Lauren Groff’s new collection, “Brawler,” should come with a warning because anyone who picks up the book and idly starts reading the first story will be unable to stop without finishing it.
“The Wind” is 18 nonstop pages of drama, tension and deft character sketching, beginning with this sentence: “Pretend, the mother had said when she crept to her daughter’s room in the middle of the night, that tomorrow is just any ordinary day.” It’s not ordinary, though; it’s the day a mom and her children attempt to escape from their abusive husband/father. It’s written from the daughter’s perspective, years later, so we know she survives but every word of “The Wind” is packed with danger.

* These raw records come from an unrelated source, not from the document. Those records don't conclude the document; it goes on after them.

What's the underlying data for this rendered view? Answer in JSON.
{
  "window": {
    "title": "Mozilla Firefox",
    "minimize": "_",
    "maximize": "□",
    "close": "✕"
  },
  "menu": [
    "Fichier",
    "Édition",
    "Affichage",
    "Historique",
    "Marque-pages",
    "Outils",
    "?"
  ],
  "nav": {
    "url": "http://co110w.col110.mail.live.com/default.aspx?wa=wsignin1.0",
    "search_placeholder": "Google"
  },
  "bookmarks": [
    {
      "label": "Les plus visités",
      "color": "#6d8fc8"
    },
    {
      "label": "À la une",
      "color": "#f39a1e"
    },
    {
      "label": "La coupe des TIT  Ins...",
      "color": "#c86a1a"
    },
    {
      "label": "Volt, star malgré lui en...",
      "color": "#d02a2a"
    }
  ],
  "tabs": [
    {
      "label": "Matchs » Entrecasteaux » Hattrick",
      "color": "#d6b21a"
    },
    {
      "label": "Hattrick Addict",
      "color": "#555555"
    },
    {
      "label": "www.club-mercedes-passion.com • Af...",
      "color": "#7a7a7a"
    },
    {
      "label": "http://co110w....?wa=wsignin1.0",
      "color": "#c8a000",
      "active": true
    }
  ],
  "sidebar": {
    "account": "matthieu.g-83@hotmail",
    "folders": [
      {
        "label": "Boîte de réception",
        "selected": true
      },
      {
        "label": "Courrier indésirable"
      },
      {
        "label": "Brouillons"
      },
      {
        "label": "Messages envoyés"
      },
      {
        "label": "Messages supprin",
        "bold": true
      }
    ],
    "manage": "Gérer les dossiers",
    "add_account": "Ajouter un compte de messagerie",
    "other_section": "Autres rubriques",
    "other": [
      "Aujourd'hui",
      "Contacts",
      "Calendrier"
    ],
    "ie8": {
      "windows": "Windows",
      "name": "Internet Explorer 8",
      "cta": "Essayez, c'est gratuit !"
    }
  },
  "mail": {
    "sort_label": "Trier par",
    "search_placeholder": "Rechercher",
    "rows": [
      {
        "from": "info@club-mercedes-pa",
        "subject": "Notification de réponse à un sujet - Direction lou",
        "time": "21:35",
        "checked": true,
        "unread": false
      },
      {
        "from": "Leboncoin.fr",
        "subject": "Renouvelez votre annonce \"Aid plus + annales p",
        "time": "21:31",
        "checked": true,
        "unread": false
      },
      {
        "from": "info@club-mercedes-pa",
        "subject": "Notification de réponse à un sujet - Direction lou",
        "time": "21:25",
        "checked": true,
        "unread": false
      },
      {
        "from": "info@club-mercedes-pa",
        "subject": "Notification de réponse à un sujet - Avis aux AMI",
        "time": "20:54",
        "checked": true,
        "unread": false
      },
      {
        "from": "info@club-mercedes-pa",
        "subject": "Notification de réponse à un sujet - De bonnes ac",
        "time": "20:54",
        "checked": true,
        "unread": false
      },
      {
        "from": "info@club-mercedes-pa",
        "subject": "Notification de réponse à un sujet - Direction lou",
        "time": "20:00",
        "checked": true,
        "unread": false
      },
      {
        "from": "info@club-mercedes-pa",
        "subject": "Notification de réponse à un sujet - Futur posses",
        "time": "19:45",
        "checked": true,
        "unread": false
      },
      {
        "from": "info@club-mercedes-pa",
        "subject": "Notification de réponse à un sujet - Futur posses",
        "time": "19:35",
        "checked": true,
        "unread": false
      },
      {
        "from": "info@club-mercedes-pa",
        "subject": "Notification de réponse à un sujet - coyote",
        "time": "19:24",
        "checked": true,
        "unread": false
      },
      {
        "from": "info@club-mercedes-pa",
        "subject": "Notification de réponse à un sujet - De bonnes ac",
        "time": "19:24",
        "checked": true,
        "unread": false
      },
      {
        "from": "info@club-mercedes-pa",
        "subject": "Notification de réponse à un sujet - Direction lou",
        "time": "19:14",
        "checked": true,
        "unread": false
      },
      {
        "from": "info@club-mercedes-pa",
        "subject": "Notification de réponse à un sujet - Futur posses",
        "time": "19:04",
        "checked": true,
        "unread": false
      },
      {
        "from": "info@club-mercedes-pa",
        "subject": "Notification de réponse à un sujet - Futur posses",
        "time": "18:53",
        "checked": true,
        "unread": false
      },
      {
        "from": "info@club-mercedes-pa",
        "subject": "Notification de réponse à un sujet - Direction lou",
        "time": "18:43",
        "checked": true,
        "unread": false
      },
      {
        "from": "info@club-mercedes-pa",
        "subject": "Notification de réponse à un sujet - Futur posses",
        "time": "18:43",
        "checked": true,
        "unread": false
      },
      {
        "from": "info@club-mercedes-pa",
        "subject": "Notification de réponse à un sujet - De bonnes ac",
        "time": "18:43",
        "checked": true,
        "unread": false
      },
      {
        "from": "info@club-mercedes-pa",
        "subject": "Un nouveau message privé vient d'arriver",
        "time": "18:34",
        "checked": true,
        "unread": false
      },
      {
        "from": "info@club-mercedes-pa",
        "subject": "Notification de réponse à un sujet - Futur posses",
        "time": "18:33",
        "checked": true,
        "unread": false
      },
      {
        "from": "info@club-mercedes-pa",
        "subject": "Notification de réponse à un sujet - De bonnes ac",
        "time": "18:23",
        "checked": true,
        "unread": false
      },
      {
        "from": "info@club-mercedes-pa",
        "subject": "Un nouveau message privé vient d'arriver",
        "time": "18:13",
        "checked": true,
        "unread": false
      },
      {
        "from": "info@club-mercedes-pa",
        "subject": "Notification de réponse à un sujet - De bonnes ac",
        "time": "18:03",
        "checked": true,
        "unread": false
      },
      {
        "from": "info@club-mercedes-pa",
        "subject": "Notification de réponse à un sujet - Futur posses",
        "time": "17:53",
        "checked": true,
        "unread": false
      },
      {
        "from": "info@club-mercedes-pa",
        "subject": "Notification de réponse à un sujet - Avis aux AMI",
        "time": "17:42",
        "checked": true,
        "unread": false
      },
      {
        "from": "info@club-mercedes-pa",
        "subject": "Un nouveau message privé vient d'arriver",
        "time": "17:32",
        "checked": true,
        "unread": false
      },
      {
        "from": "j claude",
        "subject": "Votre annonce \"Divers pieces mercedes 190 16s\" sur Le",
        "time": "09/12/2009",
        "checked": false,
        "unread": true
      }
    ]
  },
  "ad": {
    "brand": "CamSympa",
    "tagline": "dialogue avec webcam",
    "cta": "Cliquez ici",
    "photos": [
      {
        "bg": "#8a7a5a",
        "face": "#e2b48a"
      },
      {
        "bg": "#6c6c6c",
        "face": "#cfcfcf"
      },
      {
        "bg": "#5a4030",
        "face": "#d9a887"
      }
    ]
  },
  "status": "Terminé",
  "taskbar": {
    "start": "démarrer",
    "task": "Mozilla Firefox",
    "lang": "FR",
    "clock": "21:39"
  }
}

Like “The Wind,” several stories in “Brawler” deal with secrets. The secret of the family’s escape is kept but others in the book are not, with sometimes devastating consequences. When a group of women friends gather to drink peach schnapps and tell each other “the worst thing they’ve ever done,” a long-held confidence is revealed, one that shifted the course of one of the women’s lives. In “Annunciation,” the betrayal of a shy co-worker’s confession alters the fates of the betrayer and the betrayed. In “Between the Shadow and the Soul,” a couple, comfortably married for decades, discover they don’t know each other as well as they thought they did.
Groff already has investigated the mysteries of marriage in her blockbuster “Fates and Furies,” which remains her best-known book. That novel was filled with sharp, wish-I’d-thought-of-that observations about how people behave and, while I worried that a collection of nine stories might have less room for that sort of revelation, it actually has more. Each of the nine rich tales has enough character detail and intrigue to fill a full-length novel.

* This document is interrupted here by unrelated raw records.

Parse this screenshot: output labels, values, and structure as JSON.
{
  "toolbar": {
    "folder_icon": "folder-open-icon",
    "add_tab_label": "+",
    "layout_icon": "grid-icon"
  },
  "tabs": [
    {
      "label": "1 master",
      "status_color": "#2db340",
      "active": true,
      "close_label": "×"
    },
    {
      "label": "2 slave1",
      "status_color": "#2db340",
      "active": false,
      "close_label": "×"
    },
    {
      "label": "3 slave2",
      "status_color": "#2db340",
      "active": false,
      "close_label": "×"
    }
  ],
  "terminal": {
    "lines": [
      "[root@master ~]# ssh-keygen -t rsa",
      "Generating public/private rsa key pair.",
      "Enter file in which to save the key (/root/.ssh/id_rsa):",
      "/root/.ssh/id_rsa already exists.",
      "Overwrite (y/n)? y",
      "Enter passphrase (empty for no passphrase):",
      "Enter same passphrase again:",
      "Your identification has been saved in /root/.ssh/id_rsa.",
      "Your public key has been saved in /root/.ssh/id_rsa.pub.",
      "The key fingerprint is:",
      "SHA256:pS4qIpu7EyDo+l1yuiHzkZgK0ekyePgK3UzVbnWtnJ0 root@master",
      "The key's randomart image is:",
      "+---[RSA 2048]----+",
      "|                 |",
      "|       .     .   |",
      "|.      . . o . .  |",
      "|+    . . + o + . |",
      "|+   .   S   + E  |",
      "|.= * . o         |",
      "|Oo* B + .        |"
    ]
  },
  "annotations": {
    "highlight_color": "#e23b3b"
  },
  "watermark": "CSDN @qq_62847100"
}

Like “Fates and Furies,” the stories in “Brawler” wouldn’t be classified as “thrillers” — there are no spies here, no murder mysteries. But Groff plants sly clues that will be important later, like Agatha Christie if she taught creative writing at the Iowa Writer’s Workshop (which Groff did). If a character remarks on the epinephrine pen another carries in his fanny pack, plan on it being significant.

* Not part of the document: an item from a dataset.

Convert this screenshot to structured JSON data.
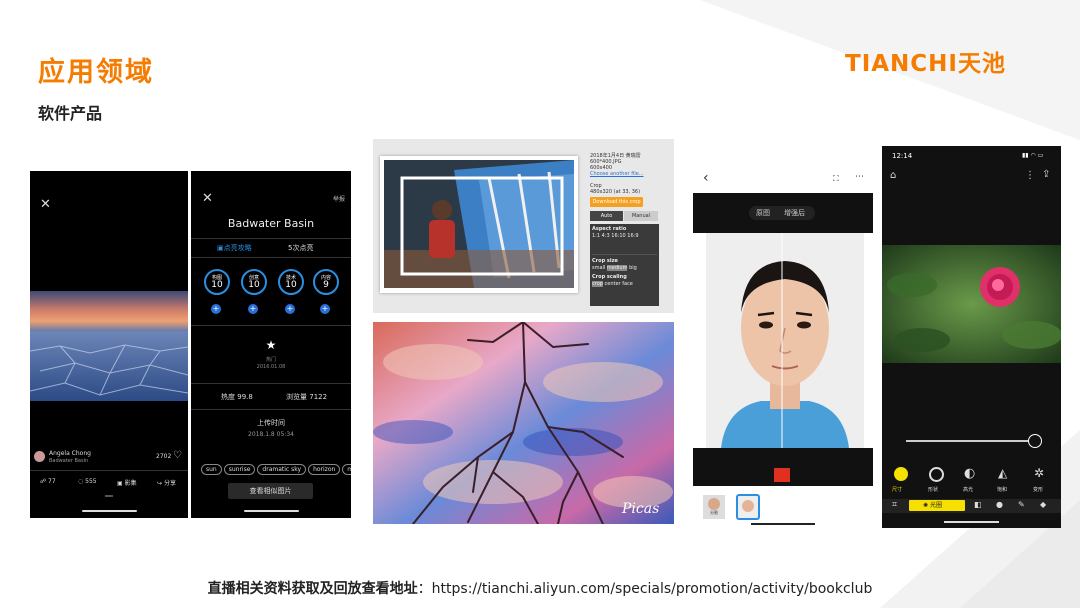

Avid readers may think of Ian McEwan’s “Atonement” when they read “Under the Wave,” another almost-a-thriller about an unsettling child who seems to have been introduced too early to adult concepts she doesn’t fully understand. (Be sure to read the author’s note at the end of the book, which offers brief glimpses into the origins of the stories, including this hint of autobiography about “Under the Wave”: “I know a person who spent an entire week in Hawaii at a beach resort absolutely positive that a tsunami would roll in while she slept and swallow up the whole island, that she would awaken in a dark thrash, already drowning. I am not a fan of that person, who lives somewhere inside me.”)
It figures that even little explanatory sketches at the back of the book are great reading, because Groff’s imagery is dead-on. From “Under the Wave” again, this description of a sight that will stay with one character forever and that will likely stay with me almost as long: “The girl saw a look on the woman’s face that in the future she would think of every time someone crumpled a sheet of paper into a ball.”
Groff also is hilarious (“Well, isn’t it hot, Slim said, interrupting Diana, which wasn’t counted as rude because nobody ever listened to Diana”), provocative and plenty of other adjectives. Long story short: “Brawler” is a knockout.